【愛の◯◯】大井町さんの、大泣き。

 

波乱は翌朝に起こった。

 

× × ×

 

晩ごはんを作ってあげて一緒に食べた。

それから一夜をともに過ごした。

そして朝を迎えた。

 

朝の小鳥の鳴き声がドアの外から聞こえてくる。

わたしは玄関の前に立っている。

「それじゃあね、大井町さん。

 元気出しなさいよ?

 キャンパスや学生会館で会えるの、楽しみにしてるわ。

 困ったときは、助けてあげるから」

大井町さんがわたしに近寄ってくる。

「部屋が汚くなったら、呼んでよ。すぐにキレイにしてあげられるんだから」

言い足すわたし。

「じゃ、またね」

後ろの大井町さんに微笑みかけて、靴を履こうとする。

ところが。

ところが、ところが。

靴を履くために屈(かが)もうとした、その瞬間。

 

わたしの背中に……大井町さんが……抱きついてきた……!

 

「ど、どうしたの!?!?」

ビックリのわたし。

ビックリ状態のわたしから、大井町さんが離れない。

ギューーッと引っついている。

しかも、わたしを抱く強さがどんどん増してきている。

強くしがみつく彼女。

 

つまり。

つまり、つまりは。

 

大井町さんは……わたしに、行ってほしくないのだ。

部屋を出てほしくないのだ。

 

その証拠に、

はねださん、いかないで……。いかないで、いかないでっ

という、涙声が、わたしの耳に響く。

弱く湿った声で、

いっちゃヤダ……。

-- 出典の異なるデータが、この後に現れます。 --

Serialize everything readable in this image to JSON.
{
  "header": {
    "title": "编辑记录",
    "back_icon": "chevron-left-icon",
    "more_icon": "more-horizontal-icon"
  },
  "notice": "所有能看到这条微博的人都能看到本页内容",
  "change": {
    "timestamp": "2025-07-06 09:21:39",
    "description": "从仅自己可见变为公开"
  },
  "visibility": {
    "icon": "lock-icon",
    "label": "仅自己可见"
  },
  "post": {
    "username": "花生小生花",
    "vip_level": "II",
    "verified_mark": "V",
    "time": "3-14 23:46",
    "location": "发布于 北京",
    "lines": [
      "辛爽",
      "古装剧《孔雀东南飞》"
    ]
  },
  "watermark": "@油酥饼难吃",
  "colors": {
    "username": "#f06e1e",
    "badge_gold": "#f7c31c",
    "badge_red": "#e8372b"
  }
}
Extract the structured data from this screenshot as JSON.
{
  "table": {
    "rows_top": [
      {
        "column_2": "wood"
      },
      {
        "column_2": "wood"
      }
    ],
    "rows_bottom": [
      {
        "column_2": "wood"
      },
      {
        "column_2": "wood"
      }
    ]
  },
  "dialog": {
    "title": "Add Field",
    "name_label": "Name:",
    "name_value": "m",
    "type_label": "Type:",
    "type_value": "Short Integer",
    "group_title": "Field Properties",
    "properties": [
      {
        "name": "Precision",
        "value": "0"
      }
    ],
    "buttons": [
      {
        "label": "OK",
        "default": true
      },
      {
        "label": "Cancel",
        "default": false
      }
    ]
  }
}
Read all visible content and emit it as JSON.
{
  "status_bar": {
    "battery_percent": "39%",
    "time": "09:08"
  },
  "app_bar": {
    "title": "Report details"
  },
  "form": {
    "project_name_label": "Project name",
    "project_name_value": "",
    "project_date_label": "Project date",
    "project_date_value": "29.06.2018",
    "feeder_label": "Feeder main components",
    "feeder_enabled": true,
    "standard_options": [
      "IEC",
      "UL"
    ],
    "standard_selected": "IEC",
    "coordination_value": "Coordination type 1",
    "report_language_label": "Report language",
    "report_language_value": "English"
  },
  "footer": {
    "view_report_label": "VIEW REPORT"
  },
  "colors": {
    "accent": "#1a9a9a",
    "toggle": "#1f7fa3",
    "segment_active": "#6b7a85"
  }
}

もっと、ここにいて

と言う彼女。

わたしを必死に引き留める、コトバと、抱く腕の強さ。

 

× × ×

 

落ち着かせて、ベッドに座らせる。

その右隣に寄り添ってあげる。

これは、非常事態。

 

「もしかして、学業がうまくいってないんじゃないの? あなた」

そっと訊く。

訊かれた彼女は、

「どうしてわかったの……」

と弱い声。

「どういうふうにピンチなのかな」

「……学業が?」

「学業が」

無言。

沈黙。

ひたすら彼女の顔を見守るわたし。

見守っていたら、彼女の眼に涙が浮かんできた。

涙を流しながら、

「連休明けに……課題を提出しなくちゃいけない講義が、3つあって……だけど、3つともできなくって……。なにもできずに、連休、明けちゃって……。もう単位、取れない……。単位を落としたら、奨学金もらえない、大学にも居られない……」

わたしは冷静に、

「他には? 出席できてない講義とかもあるんじゃない?」

と訊く。

すると、眼を伏せて、

「ある……。初回だけ出て、それから1回も行ってない講義が……いくつも」

と、さらに弱々しい声で。

ポタポタと涙が落ちている。

床が濡れちゃうかもしれない勢い。

かわいそうになって、左手を右肩に置いてあげる。

「よしよし。つらかったのね」

慰めた、その直後。

泣きじゃくり状態の彼女が、上半身を抱きしめてきた。

声を上げて、わんわんわんわん泣く。

部屋の外まで漏れちゃうんじゃないかという勢いで、ひたすら泣きじゃくる。

号泣というレベルではなかった。

今までわたしが見てきた大井町さんとは、ギャップが激しすぎる。

 

こんなに泣き虫だったんだ。

わたしも涙もろいほうなんだけど、今の大井町さん、次元が違うぐらい泣き虫になってる。

どうにもできない、どうにもならない。

そう思ってるからこそ、こんなに泣きわめくんだろう。

わたしの手だって借りたいわよね。

死活問題の4文字以外の何物でもないんだもの。

 

泣きすぎて疲れたのか、彼女の鳴き声がかすれてきている。

こんな彼女を独りにさせておくわけにはいかない。

 

だから、

「――わたしにいい考えがあるわ、大井町さん」

と言って、彼女の頭頂部を柔らかく撫(な)でてあげる。